A China está intensificando os esforços para se desvencilhar da dependência de dados meteorológicos europeus, buscando se tornar líder global em meteorologia e climatologia. Autoridades estão promovendo um conjunto de dados desenvolvido internamente para a era da inteligência artificial, parte do esforço abrangente de Pequim para garantir a segurança de seus dados e alcançar a independência tecnológica.
O conjunto de dados ERA5 da Europa é o padrão global para dados climáticos e meteorológicos, fornecendo medições de variáveis como precipitação, temperatura e vento ao longo de mais de 80 anos.
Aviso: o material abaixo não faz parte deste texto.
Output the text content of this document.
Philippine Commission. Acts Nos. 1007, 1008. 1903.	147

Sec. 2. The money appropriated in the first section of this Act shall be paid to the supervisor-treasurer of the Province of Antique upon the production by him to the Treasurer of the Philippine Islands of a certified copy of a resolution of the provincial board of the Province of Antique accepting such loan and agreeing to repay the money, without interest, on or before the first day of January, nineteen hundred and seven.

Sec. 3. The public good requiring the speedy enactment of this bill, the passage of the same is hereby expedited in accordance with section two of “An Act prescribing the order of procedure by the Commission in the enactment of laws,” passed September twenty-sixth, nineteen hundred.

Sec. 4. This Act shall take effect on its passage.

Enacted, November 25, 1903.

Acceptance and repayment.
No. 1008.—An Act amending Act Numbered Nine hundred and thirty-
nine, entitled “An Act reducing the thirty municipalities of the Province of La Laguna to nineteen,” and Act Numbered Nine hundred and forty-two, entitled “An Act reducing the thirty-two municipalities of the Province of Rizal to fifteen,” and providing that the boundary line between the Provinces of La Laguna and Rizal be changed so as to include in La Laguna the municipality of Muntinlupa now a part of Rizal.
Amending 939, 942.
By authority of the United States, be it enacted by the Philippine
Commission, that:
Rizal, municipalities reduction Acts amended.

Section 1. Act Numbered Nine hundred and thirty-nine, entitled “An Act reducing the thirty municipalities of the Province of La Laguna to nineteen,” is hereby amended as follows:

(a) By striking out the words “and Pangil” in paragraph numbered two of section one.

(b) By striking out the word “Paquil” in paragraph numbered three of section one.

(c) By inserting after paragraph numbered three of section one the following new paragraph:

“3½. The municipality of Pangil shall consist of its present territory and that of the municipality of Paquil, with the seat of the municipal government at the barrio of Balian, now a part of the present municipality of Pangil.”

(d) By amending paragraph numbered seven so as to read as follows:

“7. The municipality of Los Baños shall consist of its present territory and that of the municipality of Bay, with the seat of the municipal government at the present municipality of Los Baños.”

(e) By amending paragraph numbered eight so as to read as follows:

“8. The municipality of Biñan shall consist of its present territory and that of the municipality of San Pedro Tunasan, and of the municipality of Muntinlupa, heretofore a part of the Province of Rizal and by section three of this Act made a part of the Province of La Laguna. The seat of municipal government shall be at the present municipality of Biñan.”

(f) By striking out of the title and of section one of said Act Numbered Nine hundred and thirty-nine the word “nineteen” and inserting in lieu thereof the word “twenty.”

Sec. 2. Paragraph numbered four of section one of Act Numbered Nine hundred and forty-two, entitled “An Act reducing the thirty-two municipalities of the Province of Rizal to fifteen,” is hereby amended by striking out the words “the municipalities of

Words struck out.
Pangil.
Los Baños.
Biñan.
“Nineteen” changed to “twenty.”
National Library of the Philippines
Ele também se tornou a base da previsão do tempo com inteligência artificial, com muitos modelos de ponta, incluindo aqueles desenvolvidos na China por empresas como a Huawei, treinados com seus dados.
No entanto, dependendo de um sistema estrangeiro, os projetos podem entrar em conflito com a estratégia nacional da China. Para os formuladores de políticas chineses, os dados meteorológicos são cada vez mais vistos como infraestrutura estratégica, e não apenas como insumo científico. Essa visão tornou-se ainda mais urgente à medida que os modelos de IA exigem conjuntos de dados cada vez maiores e mais detalhados.
“A previsão do tempo é uma questão de segurança nacional”, afirmou Andreas Prein, professor da ETH Zurich e especialista em modelagem climática e meteorológica. “Se você depender exclusivamente de fontes de dados externas, você se torna vulnerável.”
O ERA5 é criado por meio da reanálise climática, um método sofisticado que combina milhões de observações globais em um panorama consistente do clima passado. Criado pelo Centro Europeu de Previsões Meteorológicas de Médio Prazo (ECMWF), o conjunto de dados é continuamente atualizado e amplamente utilizado por governos, seguradoras e pesquisadores em todo o mundo.
Agências públicas utilizam o ERA5 para mitigar riscos de inundações, secas e incêndios florestais, bem como para que seguradoras modelem a exposição a catástrofes. A União Europeia calcula que o conjunto de dados gera economias na ordem de centenas de milhões de dólares anualmente, o que reforça seu papel fundamental na formulação de políticas públicas e nos mercados privados.
Agora, a China vê esse domínio como uma fraqueza estratégica. Meses antes, a Administração Nacional de Dados declarou que o objetivo de Pequim era reduzir a dependência excessiva da China em relação aos produtos de reanálise europeus e americanos. Ao mesmo tempo, a Administração Meteorológica da China também lançou, em 5 de junho, um novo conjunto de dados globais (CMA-RA V1) referente a esse período, que foi disponibilizado para download global.
A agência havia afirmado anteriormente que alguns modelos meteorológicos de IA chineses estavam sendo treinados com os novos dados. As autoridades também descreveram a divulgação como parte de um esforço mais amplo para disseminar "dados de alto valor" — informações que podem ser usadas para apoiar a inovação — e, ao mesmo tempo, aprimorar as capacidades nacionais.
Pesquisadores e empresas já começaram a examinar como o conjunto de dados chinês funciona na prática. Hui Su, professora da Universidade de Ciência e Tecnologia de Hong Kong, está usando os dados em sua startup, Stellerus, para treinar modelos de IA em escalas regionais e avaliar previsões numéricas tradicionais.
Uma grande vantagem, segundo Su, é a maior resolução espacial e temporal do conjunto de dados. A grade menor, em comparação com o ERA5, permite que o sistema produza dados de maior resolução, o que pode ser útil tanto para o treinamento de modelos de IA quanto para investigações regionais. Esse aspecto em particular é muito útil para estudos de previsão local.
Além do âmbito das previsões, a maior disponibilidade de dados de reanálise chineses pode abrir mercados globais para a proteção contra riscos climáticos. Embora muito mais desenvolvidos nos EUA e na Europa, onde dados robustos sustentam produtos financeiros vinculados a eventos climáticos extremos, esses mercados ainda estão em desenvolvimento em outros lugares.
David Whitehead, chefe de gestão de riscos climáticos da Vaisala, uma empresa finlandesa, afirmou que um maior acesso a dados meteorológicos chineses provavelmentetracum interesse significativo de muitas empresas nos mercados internacionais. Ele acrescentou que a empresa já começou a analisar como o conjunto de dados chinês poderia servir de base para produtos de hedge financeiro.
A autoridade meteorológica da China afirma que sua reanálise é mais precisa para velocidades do vento a 100 metros acima do nível do solo, que são de importância crucial para o maior mercado de energia eólica . No entanto, especialistas alertam que, no curto prazo, é improvável que o conjunto de dados substitua o ERA5.